Conquering Frankenstorm Sandy

Valrico driver Joe Swanekamp fueling a Verizon vehicle

Area firms boost relief efforts with boots on the ground

Editor’s Note: Southeast Texas residents know all too well what it is like to fight back from the devastation of a large-scale natural disaster. In the last decade, we had to do it twice when first Rita then Ike came to call. When Sandy wreaked havoc on the Northeastern U.S. in late October, we were ready to assist. Presented here are reports from two area companies who answered the call.

Entergy Texas sends 112 workers to Northeast

Entergy Texas crews have returned home after almost three weeks spent helping restore utility service to victims of Superstorm Sandy.

“We sent 112 workers, including our company employees and contract workers, to the Northeast,” said David Richard, operations manager for Entergy Texas. “They were very successful in helping utilities in that area in their time of need, just like they have done for us following major restorations for our customers.”

The workers left in two waves in late October, with most headed for New Jersey. Eventually, they worked with Con Edison in New York and PEPCO Holdings Inc. in New Jersey.

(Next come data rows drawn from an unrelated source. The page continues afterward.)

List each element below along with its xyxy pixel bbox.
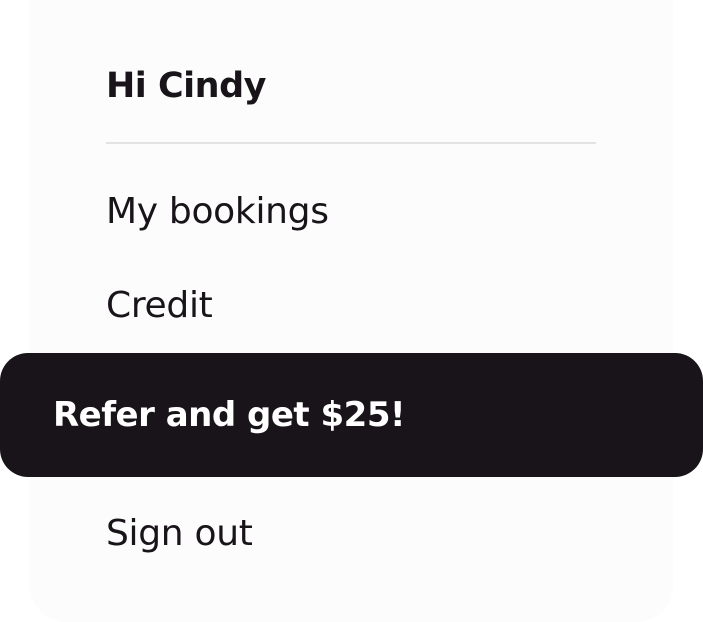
menu-item-sign-out[interactable]: Sign out [106, 512, 253, 556]
menu-item-my-bookings[interactable]: My bookings [106, 190, 329, 234]
menu-divider [106, 142, 596, 144]
greeting-title: Hi Cindy [106, 66, 266, 106]
menu-item-refer-highlighted[interactable]: Refer and get $25! [0, 353, 703, 477]
refer-label: Refer and get $25! [53, 395, 405, 435]
menu-item-credit[interactable]: Credit [106, 284, 213, 328]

“Our workers remained in high spirits while away,” Richard said, “while facing challenges including cold weather, traffic jams and working with unfamiliar equipment.”

The Entergy Texas teams were released Monday and are expected to arrive home in Texas by Thursday. Entergy Corporation’s total of 875 workers joined an army of 67,000 from more than 80 utility companies from as far away as Canada, California and Hawaii. The storm disrupted power to 9.6 million utility customers.

“Sandy proved to be a devastating storm, and we’re doing our part to help restore normalcy to a lot of people,” Richard said. “As one of Entergy’s workers put it, ‘We are a village that will do whatever it takes to get your lights on – because they’re going to be coming to help us one day.’”

Entergy Texas provides electricity to more than 400,000 customers in 27 counties. It is a subsidiary of Entergy Corporation. Entergy is an integrated energy company engaged primarily in electric power production and retail distribution operations. Entergy owns and operates power plants with about Valrico driver Joe Swanekamp fueling a Verizon vehicle 30,000 megawatts of electric generating capacity, including more than 10,000 megawatts of nuclear power, making it one of the nation’s leading nuclear generators. Entergy delivers electricity to 2.8 million utility customers in Arkansas, Louisiana, Mississippi and Texas. n Rhett Morris of Valrico getting ready to fuel one of Sprint’s portable generators

– Debi Derrick, Entergy

Valrico keeps cell phones on

When Superstorm Sandy threatened the Northeast, Valrico didn’t waste any time. Command centers started preparing for “The Perfect Storm” as early as Oct. 24 by setting up operations and deploying drivers for pre-fueling efforts.

Valrico clients have traditionally been major wireless carriers required by the FCC to keep their towers up and running to ensure first responder communications during and after natural disasters. But just before, during and after Hurricane Sandy hit, Valrico gained 11 more major clients, including several from other industries.

“We are very excited about the new business we have obtained and are grateful for the ability and experience to serve all of these clients,” said Cindy Perez, vice president of Valrico. “We have perfected our system over the years, and our response to Hurricane Sandy has proven that it works.”

Despite widespread road closures, power outages and streets heavily littered with storm debris, drivers were able to get through to clients’ sites with little trouble. That’s because Valrico fueling crews are equipped with four-wheel drive diesel pickup trucks to access sites where others can’t. Most Valrico drivers are police officers, fire fighters and boat captains and know how to handle these situations.

“These guys know how to handle emergency situations. They are well trained and super motivated to get the job done. We are very grateful that they are willing to work in post-hurricane conditions. Winter Storm Athena hit during our deployment, and they were not deterred from the job at hand. They continued to work when others would surely quit. Our drivers are a huge part of what makes our company the best,” Perez added.

James Smith, a new Facebook fan, posted this on the Valrico fan page: “Saw you guys heading up I-95 just prior to Sandy along with tree trucks and power trucks, read your (Web)site: Never doubt the determination of a Floridian and his pickup truck!”

When the Northeast’s fuel supply was threatened, Valrico was one of the only companies that still had a steady supply. The company utilized resources all over the country to ensure its fuel supply did not falter.

“We are dedicated to our clients and will do whatever it takes to meet their needs. ‘No’ is not a part of the Valrico vocabulary. We have been known to deploy boats, helicopters and ATVs to access hard to reach client sites. Our command center employees and drivers work long hours to meet our clients’ needs. It’s not easy, but it’s what we do,” Perez said.

Valrico is still working diligently with clients throughout the Northeast and other areas. As recovery efforts continue, Valrico has remained firm in its support, offering disaster recovery services where needed.